Niles, and the others who’d called him a Jonah, a curse, a doom—were they right?
No. They couldn’t be. He’d never have taken this command if he’d really believed that.
So why was the imp of self-doubt still whispering in his ear that he wasn’t good enough, wasn’t competent enough? That when the chips were down, he’d lack what it took.
He’d always come through before, true. Oh, sure, the imp sneered. But one of these days.…
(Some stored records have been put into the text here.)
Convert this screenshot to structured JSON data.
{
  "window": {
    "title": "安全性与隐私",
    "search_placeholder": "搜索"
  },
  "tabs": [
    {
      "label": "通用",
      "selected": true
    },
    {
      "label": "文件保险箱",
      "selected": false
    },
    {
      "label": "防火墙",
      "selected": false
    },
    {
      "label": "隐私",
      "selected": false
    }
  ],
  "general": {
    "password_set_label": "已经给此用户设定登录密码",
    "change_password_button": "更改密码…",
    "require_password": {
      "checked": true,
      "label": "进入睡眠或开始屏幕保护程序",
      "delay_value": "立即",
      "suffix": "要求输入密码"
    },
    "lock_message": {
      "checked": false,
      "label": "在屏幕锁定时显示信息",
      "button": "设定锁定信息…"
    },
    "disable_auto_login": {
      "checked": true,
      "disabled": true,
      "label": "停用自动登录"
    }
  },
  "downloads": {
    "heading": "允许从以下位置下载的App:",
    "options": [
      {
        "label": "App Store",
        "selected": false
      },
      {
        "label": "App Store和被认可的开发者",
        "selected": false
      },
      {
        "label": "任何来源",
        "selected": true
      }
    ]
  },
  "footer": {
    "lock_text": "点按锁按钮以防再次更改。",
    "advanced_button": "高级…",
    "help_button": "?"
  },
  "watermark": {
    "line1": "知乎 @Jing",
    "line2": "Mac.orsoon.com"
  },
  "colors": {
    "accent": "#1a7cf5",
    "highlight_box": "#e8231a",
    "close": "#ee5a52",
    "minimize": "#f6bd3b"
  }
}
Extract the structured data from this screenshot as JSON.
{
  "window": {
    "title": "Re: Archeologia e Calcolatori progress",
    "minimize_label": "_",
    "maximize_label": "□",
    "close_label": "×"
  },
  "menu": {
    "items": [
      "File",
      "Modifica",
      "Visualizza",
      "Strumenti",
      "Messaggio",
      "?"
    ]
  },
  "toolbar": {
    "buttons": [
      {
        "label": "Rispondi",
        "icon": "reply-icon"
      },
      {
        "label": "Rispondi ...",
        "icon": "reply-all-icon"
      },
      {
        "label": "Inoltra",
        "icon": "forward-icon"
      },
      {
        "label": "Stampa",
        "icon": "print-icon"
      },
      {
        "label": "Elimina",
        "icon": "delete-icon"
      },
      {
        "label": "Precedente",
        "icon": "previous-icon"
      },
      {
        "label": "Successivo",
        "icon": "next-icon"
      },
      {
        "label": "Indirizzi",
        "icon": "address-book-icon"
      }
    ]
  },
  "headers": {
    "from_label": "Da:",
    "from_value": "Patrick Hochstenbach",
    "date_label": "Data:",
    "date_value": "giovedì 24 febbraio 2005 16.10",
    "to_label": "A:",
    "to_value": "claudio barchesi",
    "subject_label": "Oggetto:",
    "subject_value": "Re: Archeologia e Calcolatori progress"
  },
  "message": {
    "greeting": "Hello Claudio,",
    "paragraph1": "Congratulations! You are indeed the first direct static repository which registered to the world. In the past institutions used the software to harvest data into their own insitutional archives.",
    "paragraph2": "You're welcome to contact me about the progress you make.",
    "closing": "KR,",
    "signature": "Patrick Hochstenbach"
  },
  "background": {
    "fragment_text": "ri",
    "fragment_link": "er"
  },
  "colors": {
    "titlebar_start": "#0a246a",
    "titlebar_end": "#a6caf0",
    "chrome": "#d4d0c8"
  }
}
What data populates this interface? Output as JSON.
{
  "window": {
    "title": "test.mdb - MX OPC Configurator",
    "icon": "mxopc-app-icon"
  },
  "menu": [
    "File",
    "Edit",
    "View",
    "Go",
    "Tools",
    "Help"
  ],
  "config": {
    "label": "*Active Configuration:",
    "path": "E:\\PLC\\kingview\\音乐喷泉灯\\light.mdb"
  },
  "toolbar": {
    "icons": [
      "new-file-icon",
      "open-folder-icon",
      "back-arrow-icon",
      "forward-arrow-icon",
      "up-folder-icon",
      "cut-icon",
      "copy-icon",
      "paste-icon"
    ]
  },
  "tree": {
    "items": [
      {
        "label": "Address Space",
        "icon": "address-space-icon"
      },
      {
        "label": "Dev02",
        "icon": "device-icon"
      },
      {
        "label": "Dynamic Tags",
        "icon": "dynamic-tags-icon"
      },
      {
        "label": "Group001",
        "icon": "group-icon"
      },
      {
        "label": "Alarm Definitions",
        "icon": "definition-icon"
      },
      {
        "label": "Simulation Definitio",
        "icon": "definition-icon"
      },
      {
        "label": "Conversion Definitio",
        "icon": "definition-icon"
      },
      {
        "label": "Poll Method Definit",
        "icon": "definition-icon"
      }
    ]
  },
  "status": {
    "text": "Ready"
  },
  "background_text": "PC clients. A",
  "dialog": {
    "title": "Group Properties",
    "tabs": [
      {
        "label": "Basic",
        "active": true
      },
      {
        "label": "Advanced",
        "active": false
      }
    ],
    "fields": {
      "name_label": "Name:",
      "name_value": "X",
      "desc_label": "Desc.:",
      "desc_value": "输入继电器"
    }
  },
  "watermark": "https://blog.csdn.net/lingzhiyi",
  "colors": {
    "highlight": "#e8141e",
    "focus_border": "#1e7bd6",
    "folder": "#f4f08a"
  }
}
A clearing of the throat beside him. Dan looked down from the streaming colors to find the XO regarding him. He dragged himself back into the present, into the bite of a frigid wind. And told Almarshadi, “Okay, that your drill schedule there? No, I’m sure it’s fine. Take charge, Fahad. Go ahead and take charge.”
* * *
“CAPTAIN’S in Combat” passed mouth to mouth. The lights were dimmed. Every seat was occupied. Everyone in CIC was in flash gear too, but their helmets lay on the deck beside them. He’d told Cheryl she could relax her battle dress if she wanted, once she was satisfied.
He settled into his command seat with a sigh, unbuckled his own helmet, and set it aside. His neck, injured in that nuclear whiplash aboard Horn, was grateful for the lessened weight. He kneaded it as he took in the screens. They shifted as Staurulakis tested inputs and cameras. Only the Aegis picture stayed constant. A gimlet gaze, but so exquisitely honed that as the spokes clicked back and forth, refreshing forty times a second, every desert wadi and ridge glowed green and gold.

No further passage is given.